The letter, a copy of which has been seen by IMT, dated October 23, has been copied to HSE Director General Tony O’Brien and Secretary General in the Department of Health Jim Breslin.

Owens told IMT: “It has been widely acknowledged that to practise as a SPHM, a doctor must undergo a comparable level of education and training to a hospital consultant. The IMO believes SPHMs need a contract that reflects the leadership role in health service delivery that they perform on a daily basis.

“The provision of a ‘fit for purpose’ contract to SPHMs will also serve to encourage more young medical graduates to consider a career in the crucial specialty of public health medicine.”

Several third-party assessments have established that SPHMs and Directors of Public Health (DPHs) have the same education and training experiences as their consultant colleagues in other medical specialties.

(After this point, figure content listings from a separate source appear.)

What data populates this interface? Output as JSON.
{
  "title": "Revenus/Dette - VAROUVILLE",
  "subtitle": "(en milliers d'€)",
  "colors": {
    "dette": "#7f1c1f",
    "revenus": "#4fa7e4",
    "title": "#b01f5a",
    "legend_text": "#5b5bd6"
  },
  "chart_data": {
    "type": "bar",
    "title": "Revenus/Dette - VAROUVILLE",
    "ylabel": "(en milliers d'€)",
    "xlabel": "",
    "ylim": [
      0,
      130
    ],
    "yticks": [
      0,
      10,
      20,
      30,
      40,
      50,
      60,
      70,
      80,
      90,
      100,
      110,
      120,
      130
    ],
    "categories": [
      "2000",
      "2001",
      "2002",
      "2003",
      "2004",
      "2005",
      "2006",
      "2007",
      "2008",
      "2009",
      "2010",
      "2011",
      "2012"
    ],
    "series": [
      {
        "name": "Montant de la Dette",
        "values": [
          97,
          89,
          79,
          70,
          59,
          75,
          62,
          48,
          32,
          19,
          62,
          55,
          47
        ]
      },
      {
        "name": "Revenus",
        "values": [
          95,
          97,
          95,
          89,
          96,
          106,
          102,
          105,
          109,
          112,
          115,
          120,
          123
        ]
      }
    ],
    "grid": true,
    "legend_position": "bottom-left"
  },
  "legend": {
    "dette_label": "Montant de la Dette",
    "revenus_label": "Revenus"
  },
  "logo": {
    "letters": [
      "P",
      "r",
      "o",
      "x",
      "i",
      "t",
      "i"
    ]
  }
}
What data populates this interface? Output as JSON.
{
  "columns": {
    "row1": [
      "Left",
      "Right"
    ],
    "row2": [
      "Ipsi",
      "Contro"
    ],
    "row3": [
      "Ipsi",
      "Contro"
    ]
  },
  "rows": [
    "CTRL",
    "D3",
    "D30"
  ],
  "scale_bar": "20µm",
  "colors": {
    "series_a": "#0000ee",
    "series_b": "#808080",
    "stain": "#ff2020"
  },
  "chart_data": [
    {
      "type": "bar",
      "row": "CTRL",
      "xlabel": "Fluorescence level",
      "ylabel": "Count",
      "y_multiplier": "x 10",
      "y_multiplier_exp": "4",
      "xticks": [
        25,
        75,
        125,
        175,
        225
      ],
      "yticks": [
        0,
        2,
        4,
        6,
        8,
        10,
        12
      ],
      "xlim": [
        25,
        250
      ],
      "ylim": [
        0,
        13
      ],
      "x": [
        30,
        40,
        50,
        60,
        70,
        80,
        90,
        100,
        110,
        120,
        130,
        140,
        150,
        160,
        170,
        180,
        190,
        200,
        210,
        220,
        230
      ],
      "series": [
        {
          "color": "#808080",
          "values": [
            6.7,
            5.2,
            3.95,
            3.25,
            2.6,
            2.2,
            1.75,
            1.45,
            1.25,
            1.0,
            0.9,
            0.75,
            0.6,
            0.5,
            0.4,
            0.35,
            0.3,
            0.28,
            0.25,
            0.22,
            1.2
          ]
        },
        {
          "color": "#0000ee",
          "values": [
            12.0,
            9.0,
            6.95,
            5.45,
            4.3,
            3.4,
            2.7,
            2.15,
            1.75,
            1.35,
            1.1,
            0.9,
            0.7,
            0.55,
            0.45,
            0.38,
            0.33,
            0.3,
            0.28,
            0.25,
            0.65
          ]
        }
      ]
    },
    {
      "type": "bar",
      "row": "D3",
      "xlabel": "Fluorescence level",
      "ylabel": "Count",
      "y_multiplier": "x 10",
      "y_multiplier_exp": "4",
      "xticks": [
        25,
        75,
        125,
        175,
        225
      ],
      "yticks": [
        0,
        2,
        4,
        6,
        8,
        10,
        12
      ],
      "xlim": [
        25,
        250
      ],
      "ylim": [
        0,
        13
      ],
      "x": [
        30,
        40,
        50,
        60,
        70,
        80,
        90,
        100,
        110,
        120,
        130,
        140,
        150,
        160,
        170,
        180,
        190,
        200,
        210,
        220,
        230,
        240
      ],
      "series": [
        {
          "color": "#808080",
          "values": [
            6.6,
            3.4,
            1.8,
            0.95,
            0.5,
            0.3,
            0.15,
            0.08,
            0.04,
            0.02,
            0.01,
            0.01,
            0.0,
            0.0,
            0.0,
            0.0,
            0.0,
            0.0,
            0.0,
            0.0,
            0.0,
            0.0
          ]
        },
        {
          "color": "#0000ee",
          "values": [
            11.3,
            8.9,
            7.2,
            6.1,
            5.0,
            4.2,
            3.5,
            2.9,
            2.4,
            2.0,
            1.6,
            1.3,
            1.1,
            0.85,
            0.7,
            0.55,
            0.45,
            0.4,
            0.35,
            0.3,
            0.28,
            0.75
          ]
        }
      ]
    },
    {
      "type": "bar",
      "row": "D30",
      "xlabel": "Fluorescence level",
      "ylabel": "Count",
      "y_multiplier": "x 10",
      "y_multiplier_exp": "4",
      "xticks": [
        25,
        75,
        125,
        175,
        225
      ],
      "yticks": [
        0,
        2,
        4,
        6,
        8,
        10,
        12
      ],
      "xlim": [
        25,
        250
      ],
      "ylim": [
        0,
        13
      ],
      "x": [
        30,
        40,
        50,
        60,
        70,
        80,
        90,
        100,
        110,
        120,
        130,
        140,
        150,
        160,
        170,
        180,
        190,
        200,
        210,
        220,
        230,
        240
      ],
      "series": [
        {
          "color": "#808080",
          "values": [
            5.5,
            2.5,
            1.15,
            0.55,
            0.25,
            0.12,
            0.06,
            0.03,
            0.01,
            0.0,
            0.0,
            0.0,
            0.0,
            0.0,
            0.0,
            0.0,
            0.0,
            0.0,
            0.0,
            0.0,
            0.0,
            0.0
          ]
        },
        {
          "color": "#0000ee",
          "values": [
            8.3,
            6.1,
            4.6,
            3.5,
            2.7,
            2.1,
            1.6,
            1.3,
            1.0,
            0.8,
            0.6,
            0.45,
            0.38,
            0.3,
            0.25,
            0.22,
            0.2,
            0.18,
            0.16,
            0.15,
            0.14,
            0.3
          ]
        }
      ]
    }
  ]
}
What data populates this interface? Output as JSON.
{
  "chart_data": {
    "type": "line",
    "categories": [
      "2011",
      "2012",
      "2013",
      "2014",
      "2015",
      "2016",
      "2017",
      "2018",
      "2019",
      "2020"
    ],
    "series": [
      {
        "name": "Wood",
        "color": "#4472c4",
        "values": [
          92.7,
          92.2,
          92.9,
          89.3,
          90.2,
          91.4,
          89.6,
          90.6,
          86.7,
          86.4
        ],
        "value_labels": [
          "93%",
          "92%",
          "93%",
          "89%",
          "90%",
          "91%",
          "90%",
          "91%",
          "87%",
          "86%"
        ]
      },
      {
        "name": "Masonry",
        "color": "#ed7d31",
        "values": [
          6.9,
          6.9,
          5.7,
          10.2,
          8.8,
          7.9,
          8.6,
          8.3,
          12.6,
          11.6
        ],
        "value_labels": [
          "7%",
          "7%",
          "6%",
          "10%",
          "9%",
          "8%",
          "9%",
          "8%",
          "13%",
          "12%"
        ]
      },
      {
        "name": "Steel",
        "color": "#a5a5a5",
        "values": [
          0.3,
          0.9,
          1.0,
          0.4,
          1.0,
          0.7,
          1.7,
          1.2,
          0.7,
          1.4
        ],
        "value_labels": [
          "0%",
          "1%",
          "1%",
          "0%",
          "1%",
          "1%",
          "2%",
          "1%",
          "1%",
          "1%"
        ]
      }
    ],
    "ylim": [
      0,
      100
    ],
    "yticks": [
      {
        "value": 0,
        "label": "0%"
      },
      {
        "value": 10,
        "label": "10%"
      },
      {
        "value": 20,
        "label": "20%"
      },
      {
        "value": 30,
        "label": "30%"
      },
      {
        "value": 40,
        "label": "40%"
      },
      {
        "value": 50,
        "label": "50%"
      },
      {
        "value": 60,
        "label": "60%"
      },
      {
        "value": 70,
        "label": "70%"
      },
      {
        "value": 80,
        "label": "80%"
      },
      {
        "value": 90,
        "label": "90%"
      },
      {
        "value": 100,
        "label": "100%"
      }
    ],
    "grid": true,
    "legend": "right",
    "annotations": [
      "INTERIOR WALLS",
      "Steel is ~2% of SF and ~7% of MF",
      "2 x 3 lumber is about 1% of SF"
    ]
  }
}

“However, the requirement for SPHMs to be trained to the same level as consultants in other specialties has not been reflected in the contractual arrangements that apply to this group of doctors,” Owens pointed out in the letter.

This could be demonstrated, he stated, by comparing the standard contract offered to hospital consultants and other non-hospital-based consultants with that for SPHMs.

The contract offered to the hospital and other non-hospital-based consultants was comprehensive, covering the full spectrum of activities under their remit, and set out their leadership roles, whereas the documents for SPHMs — who were responsible for maintaining the health security of the nation — were short, non-standardised and unsatisfactory, making little or no reference to their specialist, leadership, training and research roles, according to Owens. “This ambiguity presents a risk situation for both public health physicians and for the HSE,” he warned.

In line with practice inter-nationally, SPHMs lead national functions in chronic disease prevention and management, cancer control, cancer screening, and food safety, he stressed.

He said Future Health and Healthy Ireland also highlighted the importance of the maintenance of wellness — a core function of public health medicine — as opposed to the treatment of illness, and the health intelligence function provided timely information for planning across all health and social service functions.

“The IMO has been clear in advocating for a fully functioning Public Health Medicine Service; we believe that devising a contract that is fit for purpose in documenting and recognising the full range of services that SPHMs provide, and could provide if properly supported, is a necessary step in beginning the process of making the specialty of public health medicine attractive to more medical graduates, and providing a sustainable public health medicine service into the future,” the correspondence added.